7 Conclusions—Scientific Impact

In this paper we try to examine systematically the scientific literature regarding the implementation of IPSAS in PSEs the challenges and moreover the process for the implementation and to provide a basic theoretical framework for further research design and implementation. To our knowledge there are few researches regarding the implementation of IPSAS to Small and Medium PSEs, such as Universities and Municipalities, mainly in Spain, Belgium, Portugal, and Italy, as Brusca et al. (2013) and Gigli et al. (2018) state, especially under the perspective of a project management approach. Also considering that our proposal focuses on Greek PSEs we find a significant gap regarding the literature of implementing IPSAS using PM approaches in Greek Public Sector, so our research can be the starting point of a more thorough study.

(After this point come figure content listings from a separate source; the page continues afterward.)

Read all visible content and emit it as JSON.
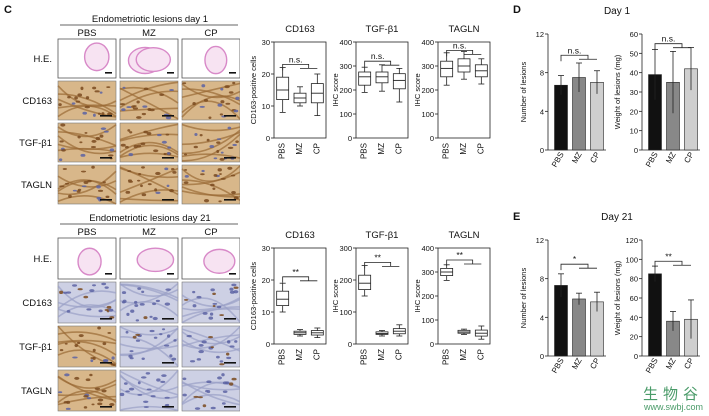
{
  "panels": {
    "C": "C",
    "D": "D",
    "E": "E"
  },
  "ihc_day1": {
    "title": "Endometriotic lesions day 1",
    "columns": [
      "PBS",
      "MZ",
      "CP"
    ],
    "rows": [
      "H.E.",
      "CD163",
      "TGF-β1",
      "TAGLN"
    ]
  },
  "ihc_day21": {
    "title": "Endometriotic lesions day 21",
    "columns": [
      "PBS",
      "MZ",
      "CP"
    ],
    "rows": [
      "H.E.",
      "CD163",
      "TGF-β1",
      "TAGLN"
    ]
  },
  "panel_d": {
    "title": "Day 1"
  },
  "panel_e": {
    "title": "Day 21"
  },
  "watermark": {
    "cn": "生物谷",
    "url": "www.swbj.com"
  },
  "colors": {
    "he_stain": "#d889c8",
    "dab": "#b07838",
    "hematoxylin": "#7f86b8",
    "pbs_bar": "#111111",
    "mz_bar": "#888888",
    "cp_bar": "#cfcfcf"
  },
  "chart_data": [
    {
      "type": "box",
      "id": "c1_cd163",
      "title": "CD163",
      "ylabel": "CD163-positive cells",
      "categories": [
        "PBS",
        "MZ",
        "CP"
      ],
      "ylim": [
        0,
        30
      ],
      "yticks": [
        0,
        10,
        20,
        30
      ],
      "boxes": [
        {
          "min": 8,
          "q1": 12,
          "median": 15,
          "q3": 19,
          "max": 22
        },
        {
          "min": 10,
          "q1": 11,
          "median": 12.5,
          "q3": 14,
          "max": 16
        },
        {
          "min": 7,
          "q1": 11,
          "median": 14,
          "q3": 17,
          "max": 20
        }
      ],
      "annotations": [
        {
          "label": "n.s.",
          "from": 0,
          "to": [
            1,
            2
          ],
          "level": 23
        }
      ]
    },
    {
      "type": "box",
      "id": "c1_tgfb1",
      "title": "TGF-β1",
      "ylabel": "IHC score",
      "categories": [
        "PBS",
        "MZ",
        "CP"
      ],
      "ylim": [
        0,
        400
      ],
      "yticks": [
        0,
        100,
        200,
        300,
        400
      ],
      "boxes": [
        {
          "min": 190,
          "q1": 220,
          "median": 255,
          "q3": 275,
          "max": 295
        },
        {
          "min": 195,
          "q1": 230,
          "median": 255,
          "q3": 275,
          "max": 305
        },
        {
          "min": 150,
          "q1": 205,
          "median": 240,
          "q3": 268,
          "max": 290
        }
      ],
      "annotations": [
        {
          "label": "n.s.",
          "from": 0,
          "to": [
            1,
            2
          ],
          "level": 320
        }
      ]
    },
    {
      "type": "box",
      "id": "c1_tagln",
      "title": "TAGLN",
      "ylabel": "IHC score",
      "categories": [
        "PBS",
        "MZ",
        "CP"
      ],
      "ylim": [
        0,
        400
      ],
      "yticks": [
        0,
        100,
        200,
        300,
        400
      ],
      "boxes": [
        {
          "min": 220,
          "q1": 255,
          "median": 290,
          "q3": 320,
          "max": 355
        },
        {
          "min": 245,
          "q1": 275,
          "median": 300,
          "q3": 330,
          "max": 360
        },
        {
          "min": 225,
          "q1": 255,
          "median": 280,
          "q3": 305,
          "max": 330
        }
      ],
      "annotations": [
        {
          "label": "n.s.",
          "from": 0,
          "to": [
            1,
            2
          ],
          "level": 365
        }
      ]
    },
    {
      "type": "box",
      "id": "c21_cd163",
      "title": "CD163",
      "ylabel": "CD163-positive cells",
      "categories": [
        "PBS",
        "MZ",
        "CP"
      ],
      "ylim": [
        0,
        30
      ],
      "yticks": [
        0,
        10,
        20,
        30
      ],
      "boxes": [
        {
          "min": 10,
          "q1": 12,
          "median": 14,
          "q3": 16.5,
          "max": 19
        },
        {
          "min": 2.5,
          "q1": 3,
          "median": 3.5,
          "q3": 4,
          "max": 4.5
        },
        {
          "min": 2,
          "q1": 2.8,
          "median": 3.5,
          "q3": 4.2,
          "max": 5
        }
      ],
      "annotations": [
        {
          "label": "**",
          "from": 0,
          "to": [
            1,
            2
          ],
          "level": 21
        }
      ]
    },
    {
      "type": "box",
      "id": "c21_tgfb1",
      "title": "TGF-β1",
      "ylabel": "IHC score",
      "categories": [
        "PBS",
        "MZ",
        "CP"
      ],
      "ylim": [
        0,
        300
      ],
      "yticks": [
        0,
        100,
        200,
        300
      ],
      "boxes": [
        {
          "min": 150,
          "q1": 170,
          "median": 190,
          "q3": 215,
          "max": 245
        },
        {
          "min": 25,
          "q1": 30,
          "median": 33,
          "q3": 38,
          "max": 42
        },
        {
          "min": 25,
          "q1": 32,
          "median": 40,
          "q3": 48,
          "max": 60
        }
      ],
      "annotations": [
        {
          "label": "**",
          "from": 0,
          "to": [
            1,
            2
          ],
          "level": 255
        }
      ]
    },
    {
      "type": "box",
      "id": "c21_tagln",
      "title": "TAGLN",
      "ylabel": "IHC score",
      "categories": [
        "PBS",
        "MZ",
        "CP"
      ],
      "ylim": [
        0,
        400
      ],
      "yticks": [
        0,
        100,
        200,
        300,
        400
      ],
      "boxes": [
        {
          "min": 265,
          "q1": 285,
          "median": 300,
          "q3": 315,
          "max": 330
        },
        {
          "min": 40,
          "q1": 45,
          "median": 50,
          "q3": 57,
          "max": 62
        },
        {
          "min": 20,
          "q1": 33,
          "median": 45,
          "q3": 58,
          "max": 75
        }
      ],
      "annotations": [
        {
          "label": "**",
          "from": 0,
          "to": [
            1,
            2
          ],
          "level": 350
        }
      ]
    },
    {
      "type": "bar",
      "id": "d_number",
      "ylabel": "Number of lesions",
      "categories": [
        "PBS",
        "MZ",
        "CP"
      ],
      "ylim": [
        0,
        12
      ],
      "yticks": [
        0,
        4,
        8,
        12
      ],
      "values": [
        6.7,
        7.5,
        7.0
      ],
      "errors": [
        1.0,
        1.5,
        1.2
      ],
      "colors": [
        "#111111",
        "#888888",
        "#cfcfcf"
      ],
      "annotations": [
        {
          "label": "n.s.",
          "from": 0,
          "to": [
            1,
            2
          ],
          "level": 9.8
        }
      ]
    },
    {
      "type": "bar",
      "id": "d_weight",
      "ylabel": "Weight of lesions (mg)",
      "categories": [
        "PBS",
        "MZ",
        "CP"
      ],
      "ylim": [
        0,
        60
      ],
      "yticks": [
        0,
        10,
        20,
        30,
        40,
        50,
        60
      ],
      "values": [
        39,
        35,
        42
      ],
      "errors": [
        13,
        16,
        11
      ],
      "colors": [
        "#111111",
        "#888888",
        "#cfcfcf"
      ],
      "annotations": [
        {
          "label": "n.s.",
          "from": 0,
          "to": [
            1,
            2
          ],
          "level": 55
        }
      ]
    },
    {
      "type": "bar",
      "id": "e_number",
      "ylabel": "Number of lesions",
      "categories": [
        "PBS",
        "MZ",
        "CP"
      ],
      "ylim": [
        0,
        12
      ],
      "yticks": [
        0,
        4,
        8,
        12
      ],
      "values": [
        7.3,
        5.9,
        5.6
      ],
      "errors": [
        1.2,
        0.6,
        1.0
      ],
      "colors": [
        "#111111",
        "#888888",
        "#cfcfcf"
      ],
      "annotations": [
        {
          "label": "*",
          "from": 0,
          "to": [
            1,
            2
          ],
          "level": 9.5
        }
      ]
    },
    {
      "type": "bar",
      "id": "e_weight",
      "ylabel": "Weight of lesions (mg)",
      "categories": [
        "PBS",
        "MZ",
        "CP"
      ],
      "ylim": [
        0,
        120
      ],
      "yticks": [
        0,
        20,
        40,
        60,
        80,
        100,
        120
      ],
      "values": [
        85,
        36,
        38
      ],
      "errors": [
        8,
        10,
        20
      ],
      "colors": [
        "#111111",
        "#888888",
        "#cfcfcf"
      ],
      "annotations": [
        {
          "label": "**",
          "from": 0,
          "to": [
            1,
            2
          ],
          "level": 98
        }
      ]
    }
  ]
}
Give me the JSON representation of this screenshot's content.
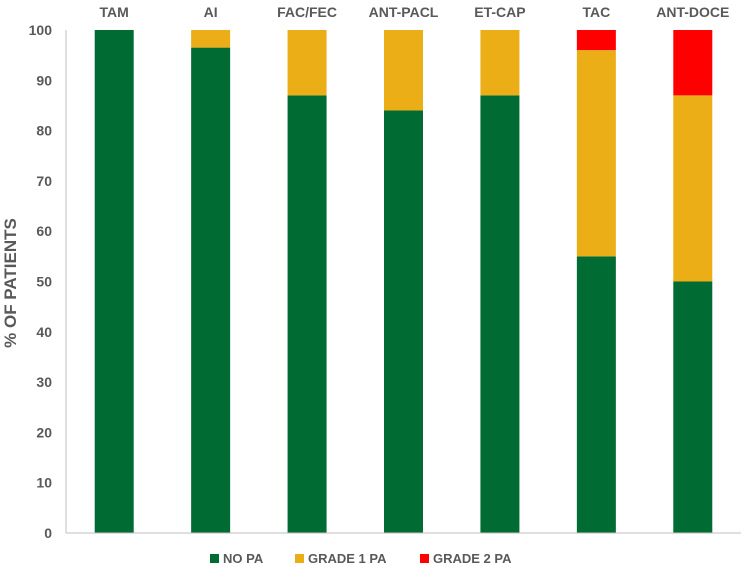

Furthermore, by forming a national CSR strategy, Public Administration should be able to fulfill its twofold role in this area by defining and supporting responsible entrepreneurship actions by private sector and by implementing its own actions. The Public Sector, by its very nature, reflects many CSR principles and therefore the implementation of CSR. In the public sector if this is applied it is bound to improve its economic, social, and environmental performance. Given that Greece is among the countries that have not submitted a National Plan for CSR in the EU, we should consider whether it can include when designing, the way in which non-financial data are controlled and captured of those implementing CSR actions, whether it follows international standards for reasons of transparency and comparison of these data. In this paper we contribute in setting the public and scientific scene for a systematic holistic approach of good public governance, both in public accounting and in CSR of Public Sector. In the future the proposed approach can be utilized in universities and municipalities, giving a head start and a test simulation mode, regarding the full obligatory implementation in 01.01.2023. Also the idea of combining PM methodologies for implementation of new Reporting Standards and CSR strategies can by further explored with other PM methodologies and be evaluated for the outcome and effectiveness.